Na propriedade do casal, há plantação de milho na época de verão e, no inverno, aveia para reforçar a pastagem. Ainda mantêm colmeias pelo terreno, mas, hoje, é outro apicultor que cuida. Marlene reconhece que já havia percebido que seria necessário plantar árvores nos locais desmatados por eles mesmos. “E o programa não te tira liberdade de usufruir da sua propriedade, somente nos auxilia de como começar e ainda nos retribui financeiramente”, completa.

Propriedade de Marlene Cziczek Muehlmann e João Carlos Muehlmann (Foto: Divulgação)

Segurança hídrica


Paulo esclarece que a intenção não é impedir nenhum produtor de plantar no terreno. “Não precisa chegar aqui e falar que não pode mais plantar, não pode usar nada e vamos recuperar tudo. Não”, complementa, dizendo que, se cada propriedade estiver fazendo um pouco, no geral, o resultado é grande.

O programa, além de trabalhar com o reflorestamento e a preservação, traz segurança hídrica. Segundo Filipe Gonçalves, engenheiro sanitarista, se o manancial estiver saudável e com vazão suficiente para atender à população, automaticamente a disponibilidade hídrica será preservada.

A equipe avalia as nascentes da propriedade (Foto: Larissa Hirt / A Gazeta)

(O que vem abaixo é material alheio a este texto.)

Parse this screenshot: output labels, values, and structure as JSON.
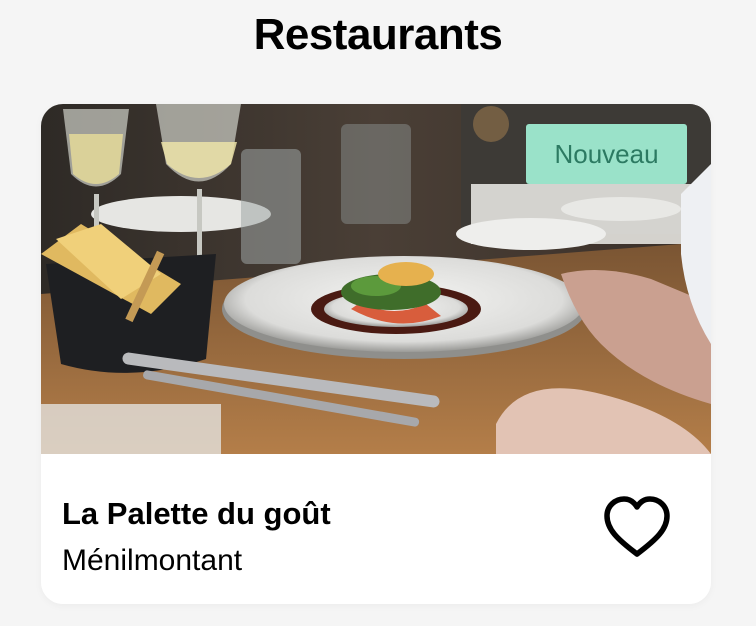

O reflorestamento e o cuidado com as nascentes auxiliam na redução do assoreamento, ainda mais se existe uma mata auxiliar no entorno. A ação é visível na casa de Clovis. Uma cerca de arame divide o espaço reflorestado e o espaço com gado. É nítida a diferença, pois, em 15 anos, as sementes plantadas cresceram e a natureza fez a sua parte. “É um trabalho que a gente gosta de fazer, não é seguido, é aos poucos. É só deixar a natureza agir”, disse Anice.

Filipe mencionou que estudos de casos feitos Brasil afora demonstram que, em locais onde existem projetos semelhantes ao Produtor de Água Rio do Vermelho, a qualidade da água e a disponibilidade, principalmente em mananciais menores, são melhores. “Vem sendo cada vez mais comum ações como essa, como o Produtor de Água. Por exemplo, no litoral, a gente já tem alguns municípios que se preocupam com a questão da disponibilidade hídrica”, pontua. Ele exemplifica, falando de Balneário Camboriú, que realiza a captação no rio Camboriú. “Lá já tem o Programa Produtor de Água, visando preservar a quantidade de disponibilidade do manancial do rio Camboriú.”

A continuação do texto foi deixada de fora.